Minuman beralkohol cukup populer di Indonesia. Pasalnya beberapa daerah di Indonesia bahkan memiliki minuman alkohol sendiri yang dibuat secara tradisional. Sebutlah Bali, tidak hanya menawarkan keindahan alam dan kekayaan budaya Nusantara, Pulau Dewata juga mempunyai beragam minuman tradisional yang berbahan dasar alkohol.
Sebutlah arak bali. Dari namanya saja, orang tentu sudah tahu arak ini berasal dari Bali. Minuman ini adalah hasil fermentasi sari kelapa dan buah-buahan, mengandung kadar alkohol sekitar 30-50 persen. Minuman keras lokal ini biasanya disajikan saat ritual atau upacara adat, tapi di era kekinian, tentu arak bali bisa dinikmati sebagai minuman keseharian – bahkan tersedia di beberapa bar modern.
Nah, di antara produk arak yang sudah dikemas secara modern, tersebutlah Jung. Menurut Anak Agung Gede Putra, sang empunya, Jung adalah minuman arak tradisional khas Bali. Produk murni tanpa additional apapun. Aroma dan citarasanya murni dari hasil destilasi sadapan bunga ental berupa nira. Jejak rasa manis dan keharumannya yang khas adalah aroma wangi palmyra (lontar/siwalan).
Dalam literasi minuman tradisional Bali, arak hanya dibedakan menjadi dua jenis. Yaitu arak basa dan arak putih. Arak basa adalah arak yang ditambahkan dengan unsur lain dengan metode rendaman atau infuse atau sejak awal didestilasi dengan “bumbu” yang ditambahkan, yang umumnya berasal dari berbagai jenis buah atau rempah-rempah. Warnanya araknya pun berubah mengikuti pengaruh bumbu tersebut.

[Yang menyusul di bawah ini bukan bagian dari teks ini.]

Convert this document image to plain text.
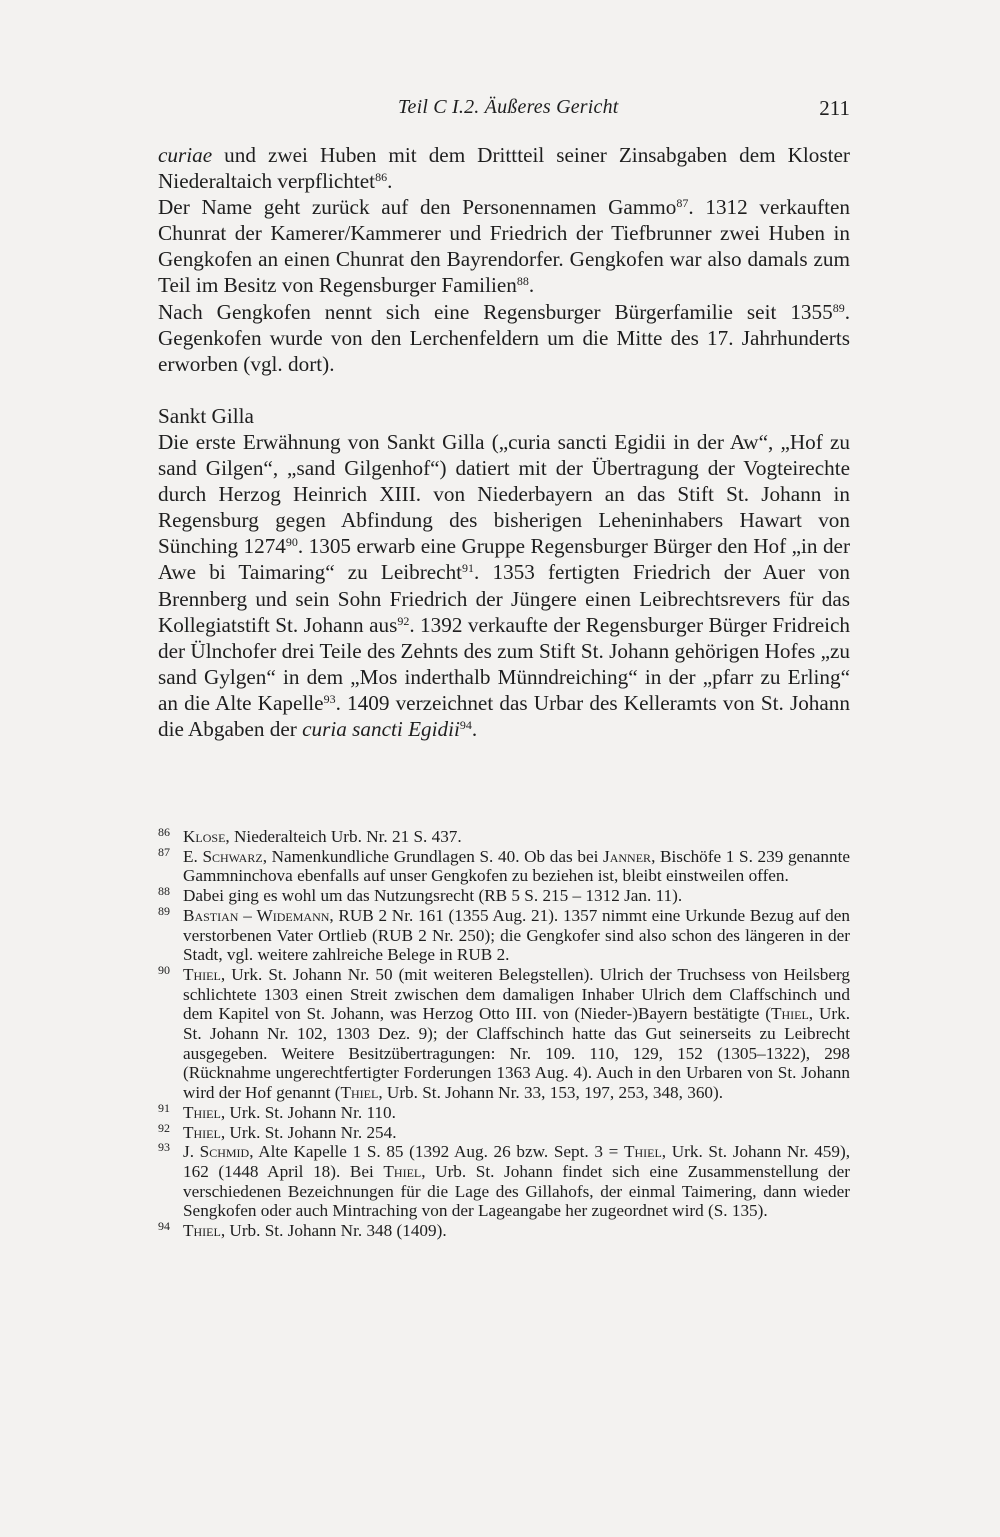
Teil C I.2. Äußeres Gericht	211

curiae und zwei Huben mit dem Drittteil seiner Zinsabgaben dem Kloster Niederaltaich verpflichtet$^{86}$.

Der Name geht zurück auf den Personennamen Gammo$^{87}$. 1312 verkauften Chunrat der Kamerer/Kammerer und Friedrich der Tiefbrunner zwei Huben in Gengkofen an einen Chunrat den Bayrendorfer. Gengkofen war also damals zum Teil im Besitz von Regensburger Familien$^{88}$.

Nach Gengkofen nennt sich eine Regensburger Bürgerfamilie seit 1355$^{89}$. Gegenkofen wurde von den Lerchenfeldern um die Mitte des 17. Jahrhunderts erworben (vgl. dort).

Sankt Gilla

Die erste Erwähnung von Sankt Gilla („curia sancti Egidii in der Aw“, „Hof zu sand Gilgen“, „sand Gilgenhof“) datiert mit der Übertragung der Vogteirechte durch Herzog Heinrich XIII. von Niederbayern an das Stift St. Johann in Regensburg gegen Abfindung des bisherigen Leheninhabers Hawart von Sünching 1274$^{90}$. 1305 erwarb eine Gruppe Regensburger Bürger den Hof „in der Awe bi Taimaring“ zu Leibrecht$^{91}$. 1353 fertigten Friedrich der Auer von Brennberg und sein Sohn Friedrich der Jüngere einen Leibrechtsrevers für das Kollegiatstift St. Johann aus$^{92}$. 1392 verkaufte der Regensburger Bürger Fridreich der Ülnchofer drei Teile des Zehnts des zum Stift St. Johann gehörigen Hofes „zu sand Gylgen“ in dem „Mos inderthalb Münndreiching“ in der „pfarr zu Erling“ an die Alte Kapelle$^{93}$. 1409 verzeichnet das Urbar des Kelleramts von St. Johann die Abgaben der curia sancti Egidii$^{94}$.

86 Klose, Niederalteich Urb. Nr. 21 S. 437.
87 E. Schwarz, Namenkundliche Grundlagen S. 40. Ob das bei Janner, Bischöfe 1 S. 239 genannte Gammninchova ebenfalls auf unser Gengkofen zu beziehen ist, bleibt einstweilen offen.
88 Dabei ging es wohl um das Nutzungsrecht (RB 5 S. 215 – 1312 Jan. 11).
89 Bastian – Widemann, RUB 2 Nr. 161 (1355 Aug. 21). 1357 nimmt eine Urkunde Bezug auf den verstorbenen Vater Ortlieb (RUB 2 Nr. 250); die Gengkofer sind also schon des längeren in der Stadt, vgl. weitere zahlreiche Belege in RUB 2.
90 Thiel, Urk. St. Johann Nr. 50 (mit weiteren Belegstellen). Ulrich der Truchsess von Heilsberg schlichtete 1303 einen Streit zwischen dem damaligen Inhaber Ulrich dem Claffschinch und dem Kapitel von St. Johann, was Herzog Otto III. von (Nieder-)Bayern bestätigte (Thiel, Urk. St. Johann Nr. 102, 1303 Dez. 9); der Claffschinch hatte das Gut seinerseits zu Leibrecht ausgegeben. Weitere Besitzübertragungen: Nr. 109. 110, 129, 152 (1305–1322), 298 (Rücknahme ungerechtfertigter Forderungen 1363 Aug. 4). Auch in den Urbaren von St. Johann wird der Hof genannt (Thiel, Urb. St. Johann Nr. 33, 153, 197, 253, 348, 360).
91 Thiel, Urk. St. Johann Nr. 110.
92 Thiel, Urk. St. Johann Nr. 254.
93 J. Schmid, Alte Kapelle 1 S. 85 (1392 Aug. 26 bzw. Sept. 3 = Thiel, Urk. St. Johann Nr. 459), 162 (1448 April 18). Bei Thiel, Urb. St. Johann findet sich eine Zusammenstellung der verschiedenen Bezeichnungen für die Lage des Gillahofs, der einmal Taimering, dann wieder Sengkofen oder auch Mintraching von der Lageangabe her zugeordnet wird (S. 135).
94 Thiel, Urb. St. Johann Nr. 348 (1409).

Jung adalah jenis arak putih atau arak polos. “Bukan tanpa alasan saya hanya memilih memproduksi arak murni. Arak murni dengan penyimpanan yang baik tidak memiliki kedaluwarsa. Berbeda halnya ketika kemurniannya “diganggu” dengan tambahan “bumbu”. Ia akan memunculkan reaksi fermentasi dengan masa waktu berbeda-beda, tergantung jenis bahan tambahan yang dipakai. Sifat everlasting arak berubah menjadi memilki masa kedaluwarsa,” jelas Agung.
Kemunculan berbagai produk arak dan aneka variasinya tentu saja memperkaya saujana boga dan kuliner kita. Beberapa orang berpendapat bahwa minuman yang tidak berasal dari destilasi nira (kelapa, enau dan lontar) tidak layak menyandang nama arak. Tentu saja butuh kurasi dan penjelasan yang baik untuk mengukuhkan pendapat itu.

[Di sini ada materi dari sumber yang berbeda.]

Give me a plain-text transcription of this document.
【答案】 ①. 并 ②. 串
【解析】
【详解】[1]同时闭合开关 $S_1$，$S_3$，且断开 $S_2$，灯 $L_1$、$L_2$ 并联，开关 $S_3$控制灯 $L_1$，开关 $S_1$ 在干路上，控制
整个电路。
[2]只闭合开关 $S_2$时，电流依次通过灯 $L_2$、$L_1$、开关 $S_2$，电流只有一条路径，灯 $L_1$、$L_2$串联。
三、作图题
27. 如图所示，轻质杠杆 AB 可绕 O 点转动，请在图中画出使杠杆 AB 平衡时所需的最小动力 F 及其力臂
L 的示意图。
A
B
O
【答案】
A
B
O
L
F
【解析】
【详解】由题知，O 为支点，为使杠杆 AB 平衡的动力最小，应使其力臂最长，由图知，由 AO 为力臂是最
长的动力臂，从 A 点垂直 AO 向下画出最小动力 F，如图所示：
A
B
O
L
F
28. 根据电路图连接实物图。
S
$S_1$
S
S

Agung meyakini bahwa pada akhirnya produk yang baik akan bercerita sendiri tentang dirinya. Untuk memproduk arak versi Jung, ia mengawali dengan berkonsentrasi pada dua tahap edukasi. Pertama, edukasi pada proses produksi di level pengrajin. Enhancement penggunaan alat-alat tradisional untuk memelihara kualitas rasa, menjaga standar kesehatan, mendokumentasi pengukuran bahan-bahan, serta menghindarkan kontaminasi produk sepanjang proses produksi. “Yang tidak kalah penting adalah memberdayakan masyarakat pengrajin serta konservasi lingkungan,” ujar lulusan Hubungan Internasional UGM Yogyakarta itu.
Berikutnya adalah edukasi kepada konsumen tentang tata titi laku mengonsumsi produk sehingga mendapat manfaat terbaik untuk kesehatan. “Ini sepenggal proses belajar yang saya pahami,” katanya.
Ada Rasa, Ada Kata Bernama Jung
Jung adalah nama kapal China yang bersandar di perairan kerajaan kerajaan Nusantara. Pada saat awak kapal membongkar sauh di pesisir Bali utara. Para penjelajah dari daratan China itu menurunkan perbekalan termasuk di dalamnya menurunkan guci guci tembikar. Karena diturunkan dari kapal jung maka oleh masyarakat pesisir guci guci tembikar itu di sebut guci jung. Lama-lama kata gucinya hilang benda tersebut kemudian hanya disebut jung.
Di beberapa daerah di Bali tempayan tembikar juga di sebut jun (tanpa “g” di belakangnya). Mungkin merujuk pada cerita yang sama guci jung menjadi jung.